I first heard about the concept of a “Third Place” thanks to the mothership of coffee establishments, Starbucks. It’s the idea that it’s not home, it’s not work, it’s your third place.

The idea of feeling truly comfortable in a space that isn’t work or home is surprisingly rare. When I moved to Phoenix, Arizona, for college, I camped out in my dorm room to tackle homework, or ventured into the lounge if I was feeling bold. I’m not sure what implored me to check out a new coffee shop one sweltering Saturday afternoon (Street Coffee, on 7th Street in Downtown Phoenix), but that decision prompted years of hours-long cafe sessions, camped out at a table highlighting in a textbook, long overdue chats with friends, and spending too much money on lattes and pastries. (The iced Garfield Latte at Street Coffee remains my favorite beverage to this day.)

 

I grew up in Utah where I grabbed the occasional frappuccino from Starbucks on my way to school, feeling oh-so-sophisticated slurping that blended java chip goodness from that green straw in homeroom. But it wasn’t until college that I truly discovered the joy of coffee shops, and fortunately the urban area I lived in was lousy with ‘em. I hit up my personal trifecta on the regular (Fillmore, Songbird and Jobot). If a new one opened, you better believe I was there within the first few days to see how their iced vanilla latte measured up to others and to assess the ~vibes.~

 

In the walls of these shops, perched at wide tables or tall counters, I studied for finals, I sipped lattes and I scrolled through Instagram. I completed the applications that determined the course of my career. I chatted with my favorite baristas. I met up with friends both old and new. I sat. I recharged. I just existed. I felt at home while away from home.

When I moved back to Utah several months ago, I vowed to look at my hometown with new eyes and approach it how I did Phoenix, finding local spots I had never noticed but were right under my nose. Seek out the coffee shops, more spaces that felt like homes away from home. Turns out, there are more than you’d think. Much more.

 

I’m not a coffee expert. I still consider Starbucks my go-to and never consider “basic” an insult. (My go-to, an iced skinny vanilla latte, never fails to taste like airports and birthdays and other settings where that drink is firmly in my hand, always the same and always like home.) I still don’t know how to pronounce “cafe au lait.” I think nitro cold brew is gross.
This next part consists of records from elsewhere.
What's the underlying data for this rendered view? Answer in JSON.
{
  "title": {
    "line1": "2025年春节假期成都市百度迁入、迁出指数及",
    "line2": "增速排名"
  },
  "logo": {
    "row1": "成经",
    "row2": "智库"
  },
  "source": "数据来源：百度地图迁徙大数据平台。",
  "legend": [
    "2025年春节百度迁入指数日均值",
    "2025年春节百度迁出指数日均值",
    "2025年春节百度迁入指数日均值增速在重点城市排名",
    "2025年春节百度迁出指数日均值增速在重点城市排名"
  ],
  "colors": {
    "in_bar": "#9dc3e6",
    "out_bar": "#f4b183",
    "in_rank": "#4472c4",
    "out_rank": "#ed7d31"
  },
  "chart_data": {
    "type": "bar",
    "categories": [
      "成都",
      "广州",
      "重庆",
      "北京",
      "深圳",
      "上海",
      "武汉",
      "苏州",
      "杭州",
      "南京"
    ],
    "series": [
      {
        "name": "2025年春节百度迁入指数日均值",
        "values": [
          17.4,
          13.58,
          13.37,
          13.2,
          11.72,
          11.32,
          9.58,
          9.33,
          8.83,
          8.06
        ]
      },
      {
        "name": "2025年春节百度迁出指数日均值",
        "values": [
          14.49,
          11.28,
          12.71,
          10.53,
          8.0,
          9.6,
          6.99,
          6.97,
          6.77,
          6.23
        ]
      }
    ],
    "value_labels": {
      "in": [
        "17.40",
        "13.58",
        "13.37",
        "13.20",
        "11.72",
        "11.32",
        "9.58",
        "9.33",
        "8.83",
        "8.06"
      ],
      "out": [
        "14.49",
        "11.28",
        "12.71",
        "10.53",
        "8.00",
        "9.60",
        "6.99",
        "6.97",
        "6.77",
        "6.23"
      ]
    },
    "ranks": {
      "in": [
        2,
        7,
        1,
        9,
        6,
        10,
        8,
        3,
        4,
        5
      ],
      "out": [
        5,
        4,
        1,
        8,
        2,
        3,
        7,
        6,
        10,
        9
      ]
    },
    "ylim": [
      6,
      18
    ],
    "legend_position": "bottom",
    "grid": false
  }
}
I like sugary syrups and whole milk and I cannot lie. I will drop close to $7 on a latte if it has fun flavors or a cute name (bonus points for a pun).

 

As I write this, I’m sitting in my favorite local coffee shop, which I’ll write about at some point. There are people old and young. There are dogs. There are couples and there are people who are alone. There’s a group of older men playing chess, who greeted each other with boisterous hellos when they came in. There’s a quaint lady working on a puzzle (I also just saw a glimpse into my future). There are people drinking cold and hot beverages, and there are people sitting on the patio, despite it being 32 degrees outside and snow blanketing the ground under their seats. But we all have one thing in common: The idea that there was one place we wanted to be on this weekend afternoon.

 

I want to document my favorite shops and drinks, have a place to review new ones that pop up, and share my love of coffee shops. I’m focusing on ones in Salt Lake City, but will likely feature my Phoenix favorites that started my obsession in the first place. And I hope that you can also find your homes away from home.